Por ejemplo, el físico estadounidense Richard Taylor ha constatado que el patrón de movimiento de la retina cuando analiza una escena es de tipo fractal. Los fractales —objetos geométricos aparentemente irregulares que se forman a partir de la repetición de una estructura simple a diferentes escalas— están presentes en muchos elementos de la naturaleza, como en los copos de nieve o en los helechos. Por eso, al observar las ramas de un árbol o las olas del mar se produce un efecto calmante. La predisposición de nuestro cerebro a sentirse en sintonía en ese entorno obedece a la huella evolutiva.
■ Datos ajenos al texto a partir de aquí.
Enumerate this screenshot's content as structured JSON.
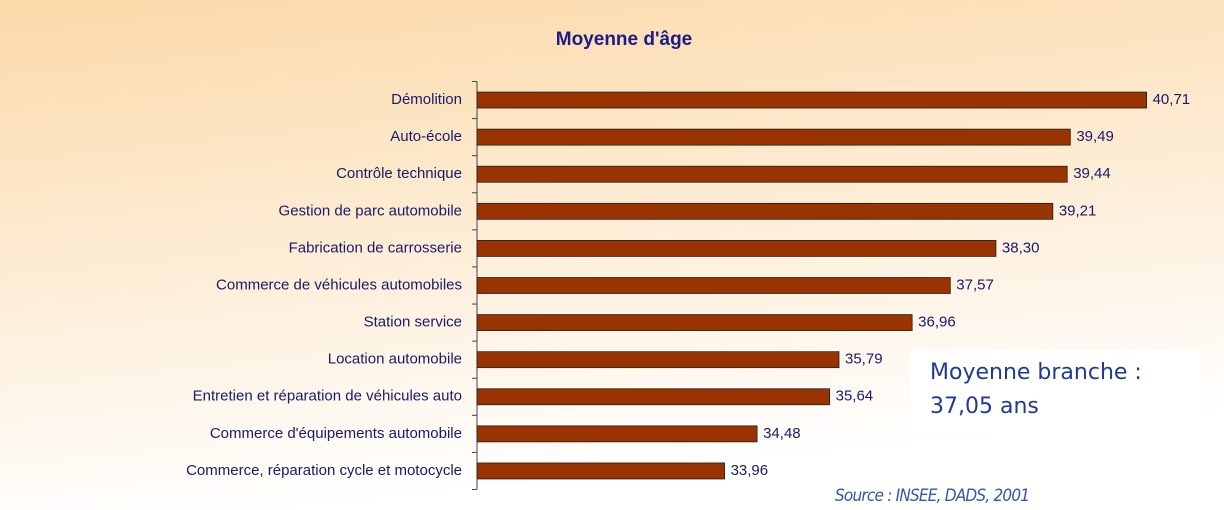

Hace dos décadas que se acumulan los estudios científicos sobre los efectos que la interacción con la naturaleza tiene en nuestra salud mental y psíquica. Coincide con la alerta creciente ante los indicadores que evidencian el reverso nocivo de nuestra forma de vida: sobrepeso, trastorno de déficit de atención, depresión o estrés. En Japón, durante la burbuja financiera de los ochenta, para tratar el síndrome de desgaste profesional, se inició la práctica del Shinrin yoku o baño forestal. Se trata de realizar actividades (largos paseos, ejercicios de respiración, contemplación, etc.) en bosques –preferiblemente con una alta densidad de árboles grandes y longevos– y con una duración de entre dos horas a tres días. La Agencia Forestal de este país ha diseñado circuitos terapéuticos en 62 parques a los que acuden hasta cinco millones de japoneses al año.
Los experimentos indican que después de un baño forestal, descienden los niveles de cortisol (hormona que se libera en situaciones de estrés) y el ritmo cardíaco, mientras que se incrementan las células NK (importantes componentes del sistema inmune) y la actividad del sistema nervioso parasimpático (síntoma de un estado de mayor relajación). Con la inhalación de sustancias volátiles antimicrobianas llamadas fitoncidas, que son aceites naturales que segregan las plantas de los árboles, se fortalecen nuestras defensas. Además, los efectos de un baño forestal perduran en el tiempo, incluso se pueden notar un mes después. ¿Existe una terapia con menos efectos secundarios, más económica y con resultados positivos tan inmediatos?
Los finlandeses también han invertido dinero público en averiguar cuáles son los efectos de la naturaleza sobre el estado de ánimo. El Instituto Nacional de Recursos de Finlandia ha determinado incluso una dosis mínima necesaria de exposición natural para sortear la depresión y el decaimiento: cinco horas al mes en un bosque o en un parque de más de cinco hectáreas. La ciencia parece dar la razón a Henry David Thoreau (1817-1862), uno de los más famosos defensores del poder inspirador de la naturaleza salvaje en el hombre. En 1845, el escritor y filósofo estadounidense decidió vivir algo más de dos años en una pequeña cabaña construida con sus propias manos a orillas del lago Walden (Massachusetts). “En la profundidad del bosque, completamente solos, mientras el viento sacude la nieve de los árboles y dejamos atrás los últimos rastros humanos, nuestras reflexiones adquieren una riqueza y variedad muy superiores a las que ostentan cuando estamos inmersos en la vida de las ciudades”, escribió. Y Thoreau no fue el único: el filósofo y matemático Ludwig Wittgenstein vivió junto al fiordo de Sogn, el compositor Edvard Grieg en el lago Nordås (ambos en Noruega) o el poeta Dylan Thomas en el estuario del río Taff (Reino Unido).
Y usted, ¿se has preguntado cuándo fue la última vez que hundió las manos en la tierra, en el agua fría de un riachuelo o se perdió por un sendero verde?